Individual shots of Perry and Torp. Perry leaning against the Le Mans. Then another shot, this one of the two of them.
“Bingo,” Selke said, and clicked to the next photo, a darkhaired woman trying hard to smile for the camera. Marquez didn’t recognize her. “Sherri La Belle,” Selke said, “and now I’m going to tell you something you can’t talk to anyone about yet.” He clicked back to Torp and Perry. “I’ll have murder warrants on these two tomorrow. I know where they got the refrigerator and what banding tool got used. They stole more than her car.”
Marquez answered the question before it came. “I don’t know where they are, but you know who to ask.”
“I do, and Richie Crey is going to find out he could end up back inside if he obstructs.”
They looked at the remaining photos and then returned several times to three shots, all taken through fog and with no way to make out the location exactly, but it was Anna’s car, a parking lot Marquez knew was the fishing access, then a second car, a white BMW, and a shot of a man standing near a woman who was probably Anna. The photos were taken from above, probably from the levee road. The tall man near her was not Ludovna, August, Nike Man, or Crey. Well, he might be Crey, he conceded, then added, “But I don’t think he is.”
Selke’s phone rang before he could answer. Marquez watched him study the number on his screen.
“That’s the Feds,” he said to Marquez. “They’re going to take my case away.”
He walked onto the deck to talk to them, and Marquez could hear enough to know that’s exactly what was happening. When he heard Selke describe what they’d found on the computer he backed out of the photos and clicked onto the Internet. Raburn was on dial-up, had a power and telephone line strung from the roof of the houseboat to a tree on the shore. The dial-up was slow, and he heard Selke starting to wind down the conversation. But now the Net came up, and he attached all of Raburn’s photos, then emailed them to an address he used only with the SOU. The file was still sending when Selke hung up and came back in.
“What’s the story?” he asked Selke.
“They want that computer tonight. They want me to bring it to them and there’s something more going on. It’s more than the Raburn murders.”

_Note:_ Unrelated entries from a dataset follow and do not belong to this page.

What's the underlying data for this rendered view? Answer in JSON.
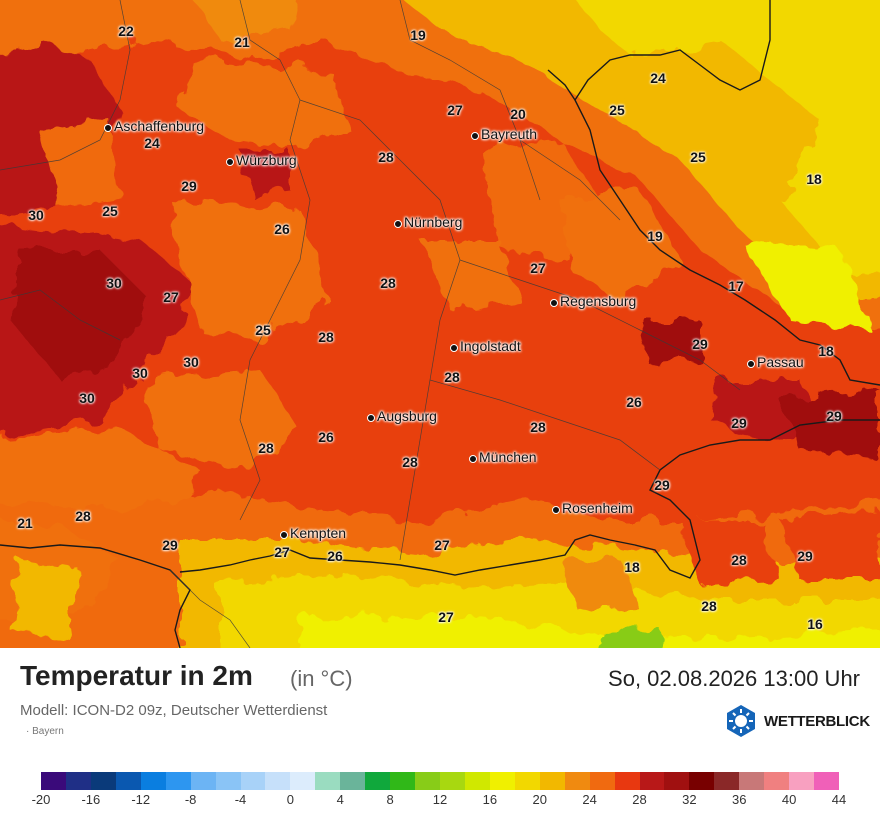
{
  "title": "Temperatur in 2m",
  "unit": "(in °C)",
  "datetime": "So, 02.08.2026 13:00 Uhr",
  "model": "Modell: ICON-D2 09z, Deutscher Wetterdienst",
  "region": "· Bayern",
  "brand": "WETTERBLICK",
  "cities": [
    {
      "name": "Aschaffenburg"
    },
    {
      "name": "Würzburg"
    },
    {
      "name": "Bayreuth"
    },
    {
      "name": "Nürnberg"
    },
    {
      "name": "Regensburg"
    },
    {
      "name": "Ingolstadt"
    },
    {
      "name": "Passau"
    },
    {
      "name": "Augsburg"
    },
    {
      "name": "München"
    },
    {
      "name": "Rosenheim"
    },
    {
      "name": "Kempten"
    }
  ],
  "temperatures": [
    "22",
    "21",
    "19",
    "24",
    "27",
    "20",
    "25",
    "24",
    "29",
    "28",
    "25",
    "30",
    "25",
    "26",
    "18",
    "19",
    "27",
    "30",
    "27",
    "28",
    "17",
    "25",
    "28",
    "29",
    "30",
    "30",
    "28",
    "18",
    "30",
    "26",
    "28",
    "29",
    "26",
    "28",
    "28",
    "29",
    "29",
    "28",
    "29",
    "26",
    "27",
    "27",
    "18",
    "28",
    "29",
    "27",
    "28",
    "16",
    "21"
  ],
  "scale": {
    "ticks": [
      "-20",
      "-16",
      "-12",
      "-8",
      "-4",
      "0",
      "4",
      "8",
      "12",
      "16",
      "20",
      "24",
      "28",
      "32",
      "36",
      "40",
      "44"
    ],
    "colors": [
      "#3a0a7a",
      "#1f2f86",
      "#0a3a7a",
      "#0a58b0",
      "#0a7ee0",
      "#2d96f0",
      "#6cb4f4",
      "#8ac4f6",
      "#a8d2f8",
      "#c6e0fa",
      "#dcecfc",
      "#9adcc0",
      "#6ab49a",
      "#10a83c",
      "#30b818",
      "#88cc18",
      "#a8d810",
      "#d0e800",
      "#f0f000",
      "#f2d800",
      "#f2b800",
      "#f08a10",
      "#f06a10",
      "#e83810",
      "#b81818",
      "#a01010",
      "#780000",
      "#8a2828",
      "#c87878",
      "#f08080",
      "#f8a0c0",
      "#f060b8"
    ]
  }
}
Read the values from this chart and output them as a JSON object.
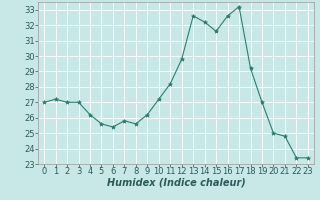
{
  "x": [
    0,
    1,
    2,
    3,
    4,
    5,
    6,
    7,
    8,
    9,
    10,
    11,
    12,
    13,
    14,
    15,
    16,
    17,
    18,
    19,
    20,
    21,
    22,
    23
  ],
  "y": [
    27,
    27.2,
    27,
    27,
    26.2,
    25.6,
    25.4,
    25.8,
    25.6,
    26.2,
    27.2,
    28.2,
    29.8,
    32.6,
    32.2,
    31.6,
    32.6,
    33.2,
    29.2,
    27,
    25,
    24.8,
    23.4,
    23.4
  ],
  "line_color": "#2d7d6e",
  "marker": "*",
  "marker_size": 3,
  "bg_color": "#c8e8e8",
  "grid_color": "#ffffff",
  "xlabel": "Humidex (Indice chaleur)",
  "xlabel_style": "italic",
  "xlabel_fontsize": 7,
  "tick_fontsize": 6,
  "xlim": [
    -0.5,
    23.5
  ],
  "ylim": [
    23,
    33.5
  ],
  "yticks": [
    23,
    24,
    25,
    26,
    27,
    28,
    29,
    30,
    31,
    32,
    33
  ],
  "xticks": [
    0,
    1,
    2,
    3,
    4,
    5,
    6,
    7,
    8,
    9,
    10,
    11,
    12,
    13,
    14,
    15,
    16,
    17,
    18,
    19,
    20,
    21,
    22,
    23
  ]
}
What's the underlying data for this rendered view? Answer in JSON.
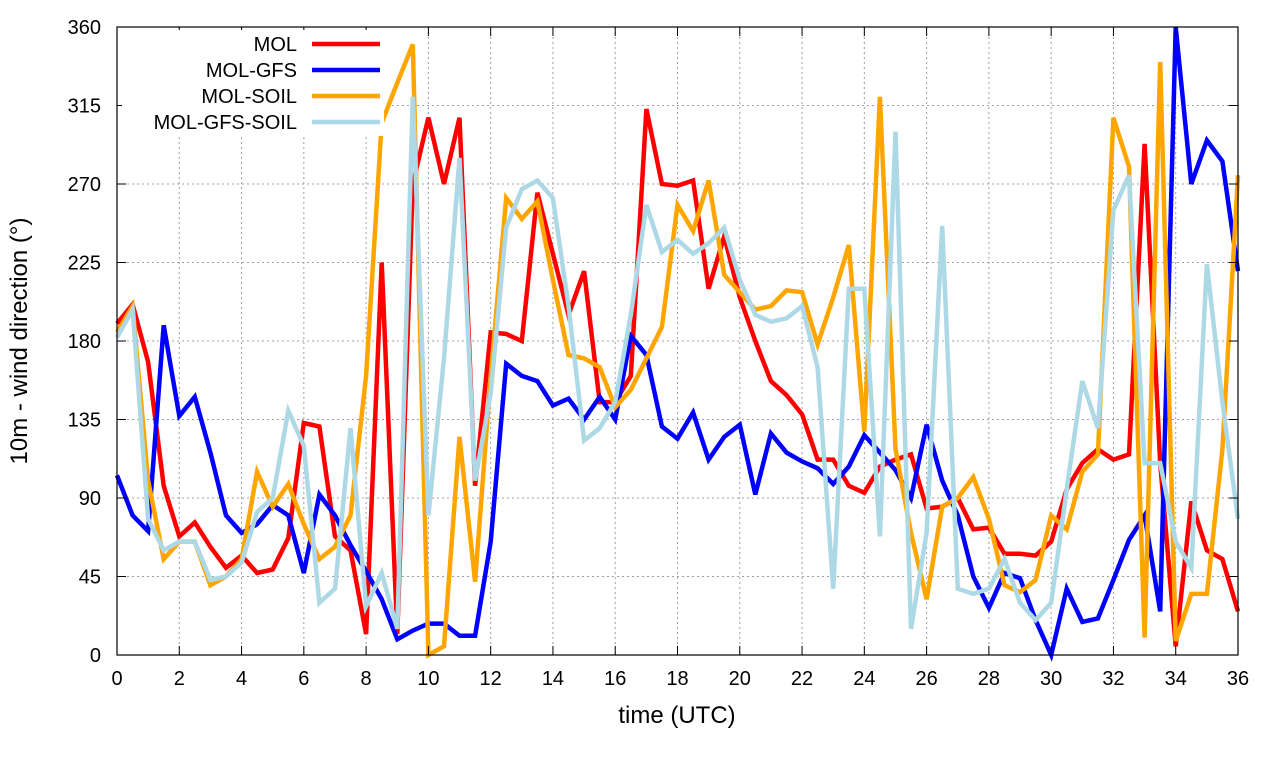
{
  "chart_data": {
    "type": "line",
    "title": "",
    "xlabel": "time (UTC)",
    "ylabel": "10m - wind direction (°)",
    "xlim": [
      0,
      36
    ],
    "ylim": [
      0,
      360
    ],
    "xticks": [
      0,
      2,
      4,
      6,
      8,
      10,
      12,
      14,
      16,
      18,
      20,
      22,
      24,
      26,
      28,
      30,
      32,
      34,
      36
    ],
    "yticks": [
      0,
      45,
      90,
      135,
      180,
      225,
      270,
      315,
      360
    ],
    "grid": true,
    "legend_position": "top-left",
    "x": [
      0,
      0.5,
      1,
      1.5,
      2,
      2.5,
      3,
      3.5,
      4,
      4.5,
      5,
      5.5,
      6,
      6.5,
      7,
      7.5,
      8,
      8.5,
      9,
      9.5,
      10,
      10.5,
      11,
      11.5,
      12,
      12.5,
      13,
      13.5,
      14,
      14.5,
      15,
      15.5,
      16,
      16.5,
      17,
      17.5,
      18,
      18.5,
      19,
      19.5,
      20,
      20.5,
      21,
      21.5,
      22,
      22.5,
      23,
      23.5,
      24,
      24.5,
      25,
      25.5,
      26,
      26.5,
      27,
      27.5,
      28,
      28.5,
      29,
      29.5,
      30,
      30.5,
      31,
      31.5,
      32,
      32.5,
      33,
      33.5,
      34,
      34.5,
      35,
      35.5,
      36
    ],
    "series": [
      {
        "name": "MOL",
        "color": "#ff0000",
        "values": [
          190,
          201,
          168,
          97,
          68,
          76,
          62,
          50,
          57,
          47,
          49,
          67,
          133,
          131,
          68,
          60,
          12,
          225,
          12,
          270,
          308,
          270,
          308,
          97,
          185,
          184,
          180,
          265,
          230,
          195,
          220,
          145,
          145,
          160,
          313,
          270,
          269,
          272,
          210,
          240,
          205,
          180,
          157,
          149,
          138,
          112,
          112,
          97,
          93,
          108,
          112,
          115,
          84,
          85,
          90,
          72,
          73,
          58,
          58,
          57,
          65,
          95,
          110,
          118,
          112,
          115,
          293,
          110,
          5,
          88,
          60,
          55,
          25
        ]
      },
      {
        "name": "MOL-GFS",
        "color": "#0000ff",
        "values": [
          103,
          80,
          71,
          189,
          137,
          148,
          116,
          80,
          70,
          75,
          86,
          80,
          47,
          92,
          80,
          63,
          48,
          32,
          9,
          14,
          18,
          18,
          11,
          11,
          65,
          167,
          160,
          157,
          143,
          147,
          135,
          148,
          135,
          183,
          172,
          131,
          124,
          139,
          112,
          125,
          132,
          92,
          127,
          116,
          111,
          107,
          98,
          108,
          126,
          116,
          106,
          90,
          132,
          100,
          80,
          45,
          27,
          47,
          44,
          20,
          0,
          38,
          19,
          21,
          43,
          66,
          80,
          25,
          360,
          270,
          295,
          283,
          220
        ]
      },
      {
        "name": "MOL-SOIL",
        "color": "#ffa500",
        "values": [
          185,
          200,
          100,
          55,
          65,
          65,
          40,
          45,
          55,
          105,
          85,
          98,
          75,
          55,
          62,
          80,
          160,
          305,
          328,
          350,
          0,
          5,
          125,
          42,
          160,
          262,
          250,
          260,
          215,
          172,
          170,
          165,
          142,
          152,
          170,
          188,
          258,
          243,
          272,
          218,
          208,
          198,
          200,
          209,
          208,
          178,
          205,
          235,
          128,
          320,
          118,
          70,
          32,
          85,
          90,
          102,
          78,
          40,
          36,
          43,
          80,
          72,
          105,
          115,
          308,
          280,
          10,
          340,
          8,
          35,
          35,
          118,
          275
        ]
      },
      {
        "name": "MOL-GFS-SOIL",
        "color": "#add8e6",
        "values": [
          182,
          198,
          78,
          60,
          65,
          65,
          43,
          45,
          53,
          82,
          90,
          140,
          120,
          30,
          38,
          130,
          28,
          47,
          15,
          320,
          80,
          170,
          285,
          100,
          150,
          245,
          267,
          272,
          262,
          200,
          123,
          130,
          145,
          195,
          258,
          231,
          238,
          230,
          236,
          245,
          215,
          195,
          191,
          193,
          200,
          165,
          38,
          210,
          210,
          68,
          300,
          15,
          70,
          246,
          38,
          35,
          38,
          55,
          30,
          20,
          30,
          95,
          157,
          130,
          255,
          275,
          110,
          110,
          65,
          50,
          224,
          145,
          78
        ]
      }
    ]
  }
}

Marquez looked down at the laptop, saw the last green bar fill, and the icon disappear. He clicked out of the Net as Selke walked over.
“Want me to turn it off?”
“Yeah, go ahead.”
Marquez shut down the computer.
“I emailed myself the photos.”
“I figured that’s what you were doing. I want you to copy me.”
“Give me an address.”
He waited now as Selke wrote it down [email protected]. So Selke wasn’t going to chance sending it to the county either.